Edit: And in the end, it's back to good old Fedora with Xfce. I guess I'm an old man, fixed in my ways. Haiku was interesting, but not nearly as stable as needed. OpenSuSE with Xfce was rough, it requires more polish.
I've been a Fedora Linux user for a million years by now, and I haven't touched any other OS (outside of Windows 10 and 11 at work).
Lately I got a refurbished ThinkCentre from ca 2018 (7th generation Intel i5, 16GB RAM, Intel HD 630). The initial idea was to use it as a media PC but the small form factor ended up not being small enough for my living room.
Now I'm thinking of using it as a desktop PC for a while, to see if it can make my laptop be a portable machine again instead of always plugged, always on. If it doesn't work out, I'll use it as a home server.

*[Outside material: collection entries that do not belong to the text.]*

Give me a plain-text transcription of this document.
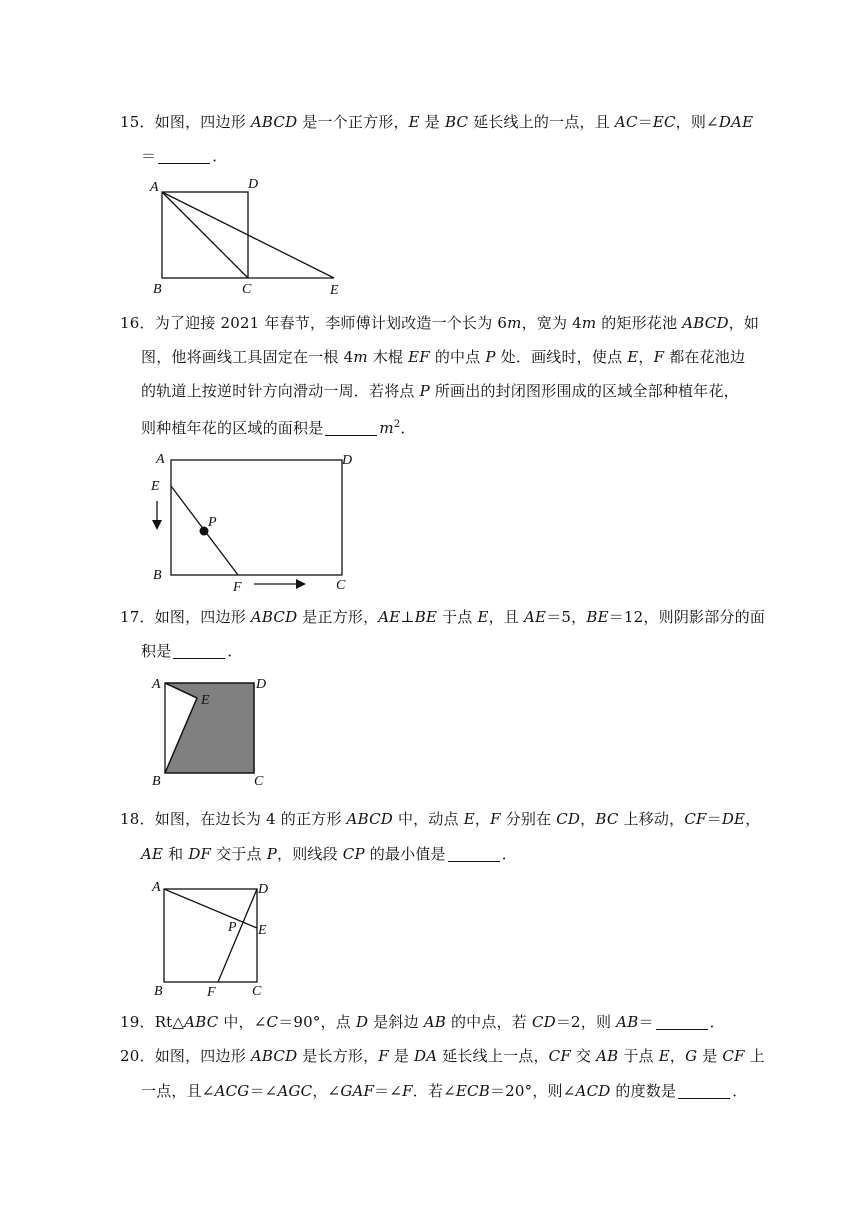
15．如图，四边形 ABCD 是一个正方形，E 是 BC 延长线上的一点，且 AC＝EC，则∠DAE
＝	．
A	D
B	C	E
16．为了迎接 2021 年春节，李师傅计划改造一个长为 6m，宽为 4m 的矩形花池 ABCD，如
图，他将画线工具固定在一根 4m 木棍 EF 的中点 P 处．画线时，使点 E，F 都在花池边
的轨道上按逆时针方向滑动一周．若将点 P 所画出的封闭图形围成的区域全部种植年花，
则种植年花的区域的面积是	$m^2$．
A	D
E
P
B
F	C
17．如图，四边形 ABCD 是正方形，AE⊥BE 于点 E，且 AE＝5，BE＝12，则阴影部分的面
积是	．
A
E
D
B	C
18．如图，在边长为 4 的正方形 ABCD 中，动点 E，F 分别在 CD，BC 上移动，CF＝DE，
AE 和 DF 交于点 P，则线段 CP 的最小值是	．
A	D
P E
B	F	C
19．Rt△ABC 中，∠C＝90°，点 D 是斜边 AB 的中点，若 CD＝2，则 AB＝	．
20．如图，四边形 ABCD 是长方形，F 是 DA 延长线上一点，CF 交 AB 于点 E，G 是 CF 上
一点，且∠ACG＝∠AGC，∠GAF＝∠F．若∠ECB＝20°，则∠ACD 的度数是	．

Since this is all an experiment, I want to give a new OS a shot before I settle for the familiar Fedora.
OpenSuSE is the first on my list, but even from the LiveUSB I noticed that the software selection is more limited than I'm used to.

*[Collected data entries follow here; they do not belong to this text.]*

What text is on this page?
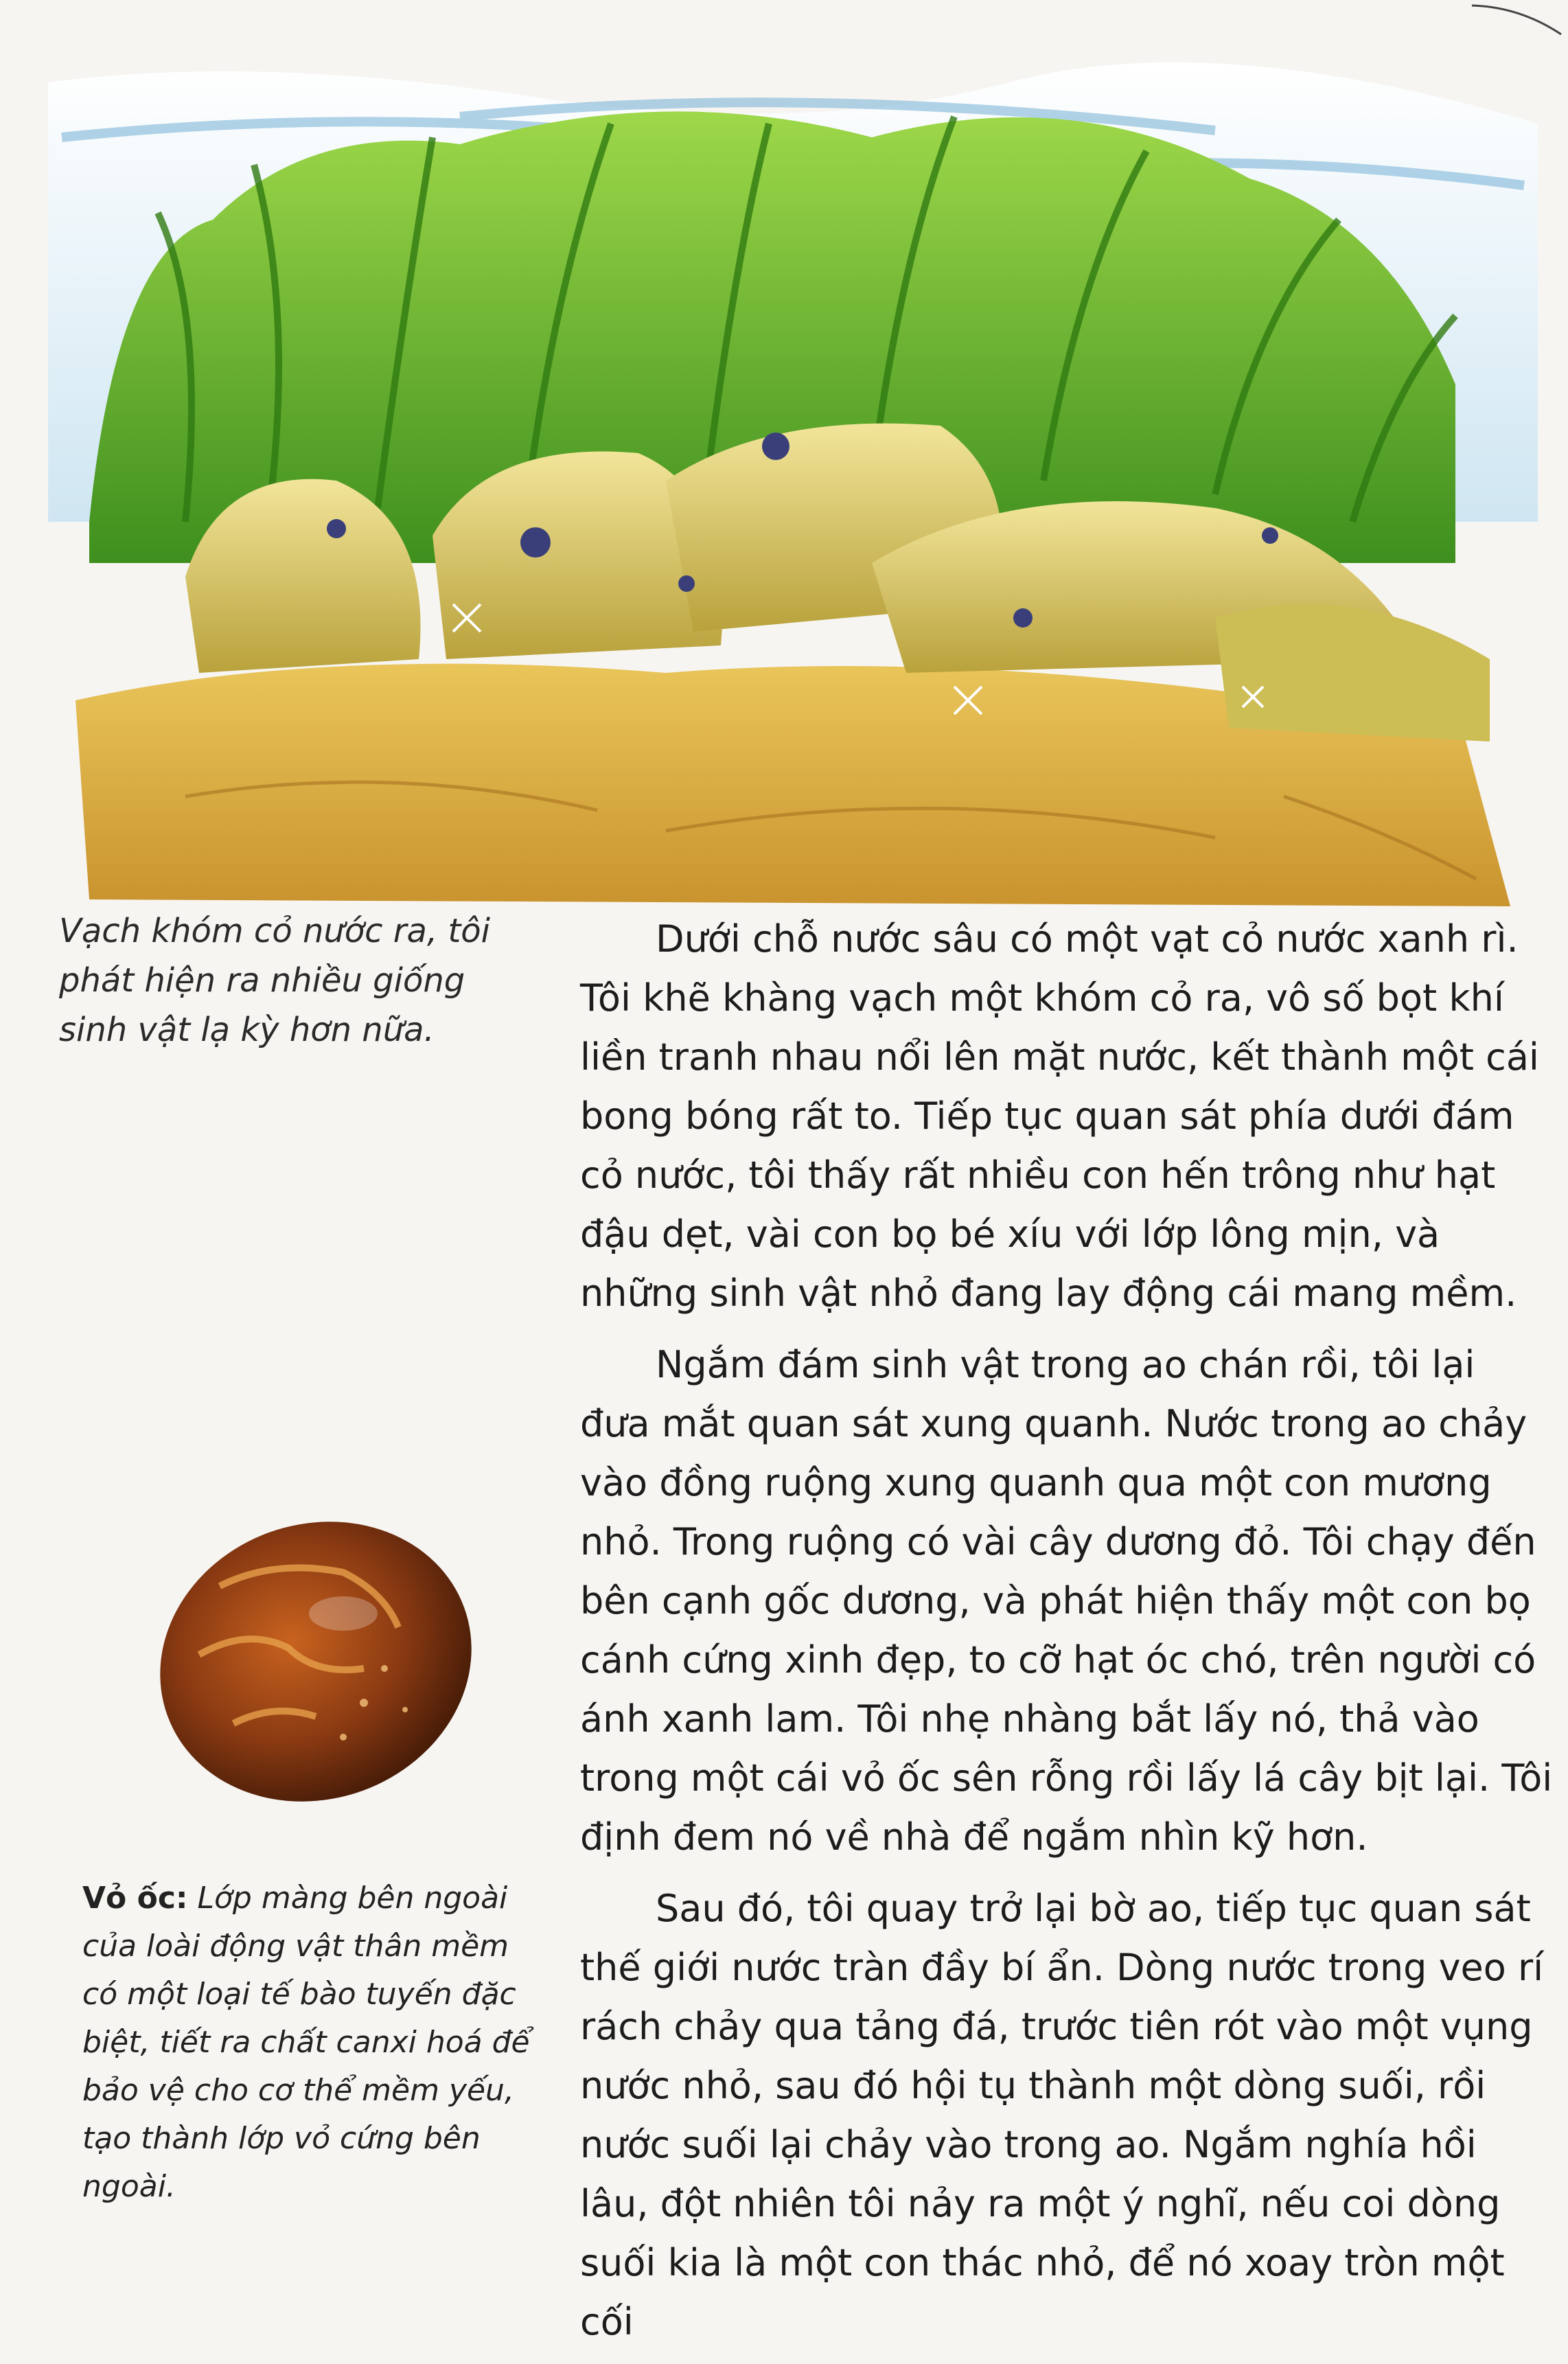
Vạch khóm cỏ nước ra, tôi phát hiện ra nhiều giống sinh vật lạ kỳ hơn nữa.
Vỏ ốc: Lớp màng bên ngoài của loài động vật thân mềm có một loại tế bào tuyến đặc biệt, tiết ra chất canxi hoá để bảo vệ cho cơ thể mềm yếu, tạo thành lớp vỏ cứng bên ngoài.

Dưới chỗ nước sâu có một vạt cỏ nước xanh rì. Tôi khẽ khàng vạch một khóm cỏ ra, vô số bọt khí liền tranh nhau nổi lên mặt nước, kết thành một cái bong bóng rất to. Tiếp tục quan sát phía dưới đám cỏ nước, tôi thấy rất nhiều con hến trông như hạt đậu dẹt, vài con bọ bé xíu với lớp lông mịn, và những sinh vật nhỏ đang lay động cái mang mềm.

Ngắm đám sinh vật trong ao chán rồi, tôi lại đưa mắt quan sát xung quanh. Nước trong ao chảy vào đồng ruộng xung quanh qua một con mương nhỏ. Trong ruộng có vài cây dương đỏ. Tôi chạy đến bên cạnh gốc dương, và phát hiện thấy một con bọ cánh cứng xinh đẹp, to cỡ hạt óc chó, trên người có ánh xanh lam. Tôi nhẹ nhàng bắt lấy nó, thả vào trong một cái vỏ ốc sên rỗng rồi lấy lá cây bịt lại. Tôi định đem nó về nhà để ngắm nhìn kỹ hơn.

Sau đó, tôi quay trở lại bờ ao, tiếp tục quan sát thế giới nước tràn đầy bí ẩn. Dòng nước trong veo rí rách chảy qua tảng đá, trước tiên rót vào một vụng nước nhỏ, sau đó hội tụ thành một dòng suối, rồi nước suối lại chảy vào trong ao. Ngắm nghía hồi lâu, đột nhiên tôi nảy ra một ý nghĩ, nếu coi dòng suối kia là một con thác nhỏ, để nó xoay tròn một cối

I'm thinking of giving HaikuOS a shot as well.
What else has been going on in the world of free OSes since 2007? What's one that you are excited about?

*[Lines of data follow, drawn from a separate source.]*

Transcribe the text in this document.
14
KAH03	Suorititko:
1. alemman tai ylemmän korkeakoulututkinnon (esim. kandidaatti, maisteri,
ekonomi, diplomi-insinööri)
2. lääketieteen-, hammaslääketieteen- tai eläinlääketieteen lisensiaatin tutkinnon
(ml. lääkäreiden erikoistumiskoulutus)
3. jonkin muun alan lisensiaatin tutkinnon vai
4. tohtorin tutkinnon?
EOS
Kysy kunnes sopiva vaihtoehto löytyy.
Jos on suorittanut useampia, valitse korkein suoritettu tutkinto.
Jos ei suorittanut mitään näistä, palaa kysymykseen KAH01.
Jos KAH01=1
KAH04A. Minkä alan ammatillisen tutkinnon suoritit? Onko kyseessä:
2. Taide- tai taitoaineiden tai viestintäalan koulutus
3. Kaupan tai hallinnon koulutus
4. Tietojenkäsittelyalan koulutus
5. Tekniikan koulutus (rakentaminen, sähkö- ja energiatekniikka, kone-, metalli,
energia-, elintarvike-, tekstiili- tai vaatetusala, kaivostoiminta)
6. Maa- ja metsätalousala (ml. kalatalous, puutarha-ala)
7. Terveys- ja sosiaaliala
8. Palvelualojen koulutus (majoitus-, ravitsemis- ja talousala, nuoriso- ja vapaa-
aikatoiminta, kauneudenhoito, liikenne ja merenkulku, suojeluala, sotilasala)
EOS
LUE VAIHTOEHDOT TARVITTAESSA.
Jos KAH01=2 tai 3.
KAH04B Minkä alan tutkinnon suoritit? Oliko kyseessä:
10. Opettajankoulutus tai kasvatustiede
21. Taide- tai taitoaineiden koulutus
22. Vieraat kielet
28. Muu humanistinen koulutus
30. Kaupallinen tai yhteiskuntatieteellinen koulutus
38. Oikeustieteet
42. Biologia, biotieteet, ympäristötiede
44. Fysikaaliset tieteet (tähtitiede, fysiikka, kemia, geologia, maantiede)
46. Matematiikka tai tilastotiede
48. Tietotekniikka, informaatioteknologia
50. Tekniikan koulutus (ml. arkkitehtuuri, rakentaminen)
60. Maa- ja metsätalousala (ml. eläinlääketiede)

Personally I am excited for immutable distributions, so my suggestion would be Fedora Silverblue or Kinoite. It may be a spin of Fedora, but it works completely differently than regular Fedora. I am using it as my daily driver for over a year already and I am quite happy with it (apart from reoccurring breakages caused by kernel updates, e. g. my AMD desktop currently does not work with kernel 6.4 or newer, but this doesn't have anything to do with Silverblue).
There are other immutable distributions out there, e. g. Vanilla OS or openSUSE microOS, so if you really want to avoid Fedora, you could also choose trying out one of these. In the case of Vanilla OS I would wait until version 2 is out, because version 2 will be radically different from the first release.
Silverblue is very "traditional" as far as immutable distros go. The main difference from regular Fedora I've noticed are the side effects of using rpm-ostree instead of dnf, which is that by using a base image, it is easier to track how an install deviates from the base image, and easy to swap out for another base set of packages by changing the image.